The newspaper called only one witness, James Conroy, a former copy editor who wrote the headline for the story. Conroy testified the headline was based on information in the story and he did not do any independent research to verify its content.
Henn did not testify in the first phase of the trial as per a pre-trial agreement between attorneys for the newspaper and former commissioners. Speaking after the verdict, Hinton said he could not comment on why Henn was not called. He said she will testify in the second phase of the trial.
Hinton and his co-counsel, Kevin Abbott,maintained Castellani and Corcoran could not prove the article was false because it reported an opinion regarding their conduct and no one knows what the grand jury members felt. Neither Castellani nor Corcoran ever spoke to them about their impressions and no member of the grand jury testified at the trial.

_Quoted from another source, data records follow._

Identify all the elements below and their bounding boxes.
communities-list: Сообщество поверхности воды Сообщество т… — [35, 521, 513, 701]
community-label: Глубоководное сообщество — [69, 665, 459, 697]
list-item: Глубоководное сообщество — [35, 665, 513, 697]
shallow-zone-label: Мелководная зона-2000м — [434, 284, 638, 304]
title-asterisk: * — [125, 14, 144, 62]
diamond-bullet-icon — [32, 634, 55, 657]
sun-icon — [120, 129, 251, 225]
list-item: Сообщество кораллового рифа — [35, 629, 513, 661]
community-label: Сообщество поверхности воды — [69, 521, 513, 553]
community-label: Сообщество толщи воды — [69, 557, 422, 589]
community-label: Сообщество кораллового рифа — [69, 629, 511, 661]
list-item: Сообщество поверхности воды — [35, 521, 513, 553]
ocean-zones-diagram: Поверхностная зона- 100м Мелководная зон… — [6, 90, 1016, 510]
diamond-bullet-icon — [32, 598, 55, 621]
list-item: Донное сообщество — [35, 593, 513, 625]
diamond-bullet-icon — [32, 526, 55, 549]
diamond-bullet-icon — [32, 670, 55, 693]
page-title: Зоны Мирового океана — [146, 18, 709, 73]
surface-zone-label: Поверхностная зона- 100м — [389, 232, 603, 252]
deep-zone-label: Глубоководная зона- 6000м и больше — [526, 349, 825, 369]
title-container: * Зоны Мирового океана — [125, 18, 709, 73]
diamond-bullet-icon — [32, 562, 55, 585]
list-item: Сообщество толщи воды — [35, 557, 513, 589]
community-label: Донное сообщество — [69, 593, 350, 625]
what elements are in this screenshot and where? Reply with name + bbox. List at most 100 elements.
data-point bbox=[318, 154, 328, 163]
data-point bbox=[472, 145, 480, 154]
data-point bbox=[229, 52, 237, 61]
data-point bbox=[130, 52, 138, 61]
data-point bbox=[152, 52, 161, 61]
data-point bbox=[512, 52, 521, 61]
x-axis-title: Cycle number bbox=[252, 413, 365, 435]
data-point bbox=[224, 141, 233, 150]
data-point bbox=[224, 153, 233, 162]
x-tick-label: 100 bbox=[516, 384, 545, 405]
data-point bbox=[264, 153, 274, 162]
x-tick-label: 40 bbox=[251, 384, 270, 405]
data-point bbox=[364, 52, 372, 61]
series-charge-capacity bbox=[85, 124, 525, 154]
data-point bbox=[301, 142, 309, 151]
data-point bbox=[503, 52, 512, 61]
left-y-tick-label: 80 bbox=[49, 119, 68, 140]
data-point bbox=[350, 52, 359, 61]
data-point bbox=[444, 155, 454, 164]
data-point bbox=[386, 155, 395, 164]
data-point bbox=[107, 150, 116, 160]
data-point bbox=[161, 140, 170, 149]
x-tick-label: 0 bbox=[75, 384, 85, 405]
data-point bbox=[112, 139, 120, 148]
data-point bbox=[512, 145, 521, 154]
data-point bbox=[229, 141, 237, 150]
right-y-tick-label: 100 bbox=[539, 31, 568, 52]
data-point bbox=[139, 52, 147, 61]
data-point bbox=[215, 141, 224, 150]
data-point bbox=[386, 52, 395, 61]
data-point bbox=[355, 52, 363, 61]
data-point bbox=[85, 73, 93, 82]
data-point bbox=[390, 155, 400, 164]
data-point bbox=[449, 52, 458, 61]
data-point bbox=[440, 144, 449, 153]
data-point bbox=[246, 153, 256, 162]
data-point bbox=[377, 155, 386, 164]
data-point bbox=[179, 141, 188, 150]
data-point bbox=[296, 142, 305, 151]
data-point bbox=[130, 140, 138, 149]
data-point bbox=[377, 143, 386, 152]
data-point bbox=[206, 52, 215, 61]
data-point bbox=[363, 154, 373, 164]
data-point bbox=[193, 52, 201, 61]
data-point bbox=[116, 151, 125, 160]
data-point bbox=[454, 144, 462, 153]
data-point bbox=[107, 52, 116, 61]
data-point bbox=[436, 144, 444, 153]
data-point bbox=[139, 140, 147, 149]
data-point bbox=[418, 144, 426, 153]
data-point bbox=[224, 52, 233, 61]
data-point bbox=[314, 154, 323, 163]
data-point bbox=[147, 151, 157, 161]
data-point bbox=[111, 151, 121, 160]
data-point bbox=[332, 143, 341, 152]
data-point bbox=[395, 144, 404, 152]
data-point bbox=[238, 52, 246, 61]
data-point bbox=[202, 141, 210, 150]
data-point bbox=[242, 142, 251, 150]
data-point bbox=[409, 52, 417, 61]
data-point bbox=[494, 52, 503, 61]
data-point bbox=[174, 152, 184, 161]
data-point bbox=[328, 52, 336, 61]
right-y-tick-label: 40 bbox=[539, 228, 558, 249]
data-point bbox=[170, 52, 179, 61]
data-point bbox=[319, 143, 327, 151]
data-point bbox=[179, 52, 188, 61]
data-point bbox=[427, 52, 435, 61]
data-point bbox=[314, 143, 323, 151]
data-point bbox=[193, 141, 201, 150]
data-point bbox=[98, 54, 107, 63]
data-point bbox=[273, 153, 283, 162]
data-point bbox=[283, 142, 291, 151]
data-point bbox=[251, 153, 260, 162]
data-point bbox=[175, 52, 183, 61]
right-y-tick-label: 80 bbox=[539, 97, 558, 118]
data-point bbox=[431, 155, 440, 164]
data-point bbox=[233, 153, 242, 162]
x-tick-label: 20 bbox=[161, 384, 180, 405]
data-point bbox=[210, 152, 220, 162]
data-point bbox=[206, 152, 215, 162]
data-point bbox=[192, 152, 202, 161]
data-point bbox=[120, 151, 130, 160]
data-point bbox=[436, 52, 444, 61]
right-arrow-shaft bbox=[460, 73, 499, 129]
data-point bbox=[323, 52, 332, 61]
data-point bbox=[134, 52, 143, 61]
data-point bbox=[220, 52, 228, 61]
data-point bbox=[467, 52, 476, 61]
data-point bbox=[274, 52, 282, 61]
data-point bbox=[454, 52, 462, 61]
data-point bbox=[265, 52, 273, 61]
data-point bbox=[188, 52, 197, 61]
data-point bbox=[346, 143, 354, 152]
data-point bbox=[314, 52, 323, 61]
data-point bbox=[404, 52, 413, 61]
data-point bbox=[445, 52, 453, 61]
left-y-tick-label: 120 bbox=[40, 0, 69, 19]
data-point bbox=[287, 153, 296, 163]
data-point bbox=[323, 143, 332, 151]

“It’s possible statements made before the grand jury … are not provable as true or false,” Abbott said in his closing argument. “In that case, the plaintiff has not met their burden.”
Sprague argued the story was constructed to report the statements not as an opinion, but as a statement of fact. Evidence at trial “overwhelmingly” showed the information was false.
“The First Amendment protects the freedom of the press. It does not, however, protect smears and falsehoods,” Sprague said in his closing.
The jury had to determine whether the story, in whole or part, contained false information or if it implied some falsehood. The panel judged the evidence by a legal standard known as “preponderance of the evidence,” which means it had to find that it was “more likely than not” that the story was false.
The same jurors will hear the second phase of the trial. That phase will be judged on a more rigorous standard known as “clear and convincing evidence,” which means a plaintiff must prove it is “substantially more likely than not” that their claims are true.
Attorneys are scheduled to meet with Mazzoni today to discuss multiple disputes over what evidence will be permitted in the second phase of the trial. The case, which is being heard in the federal courthouse in Scranton, will resume at 9 a.m. Friday with opening statements.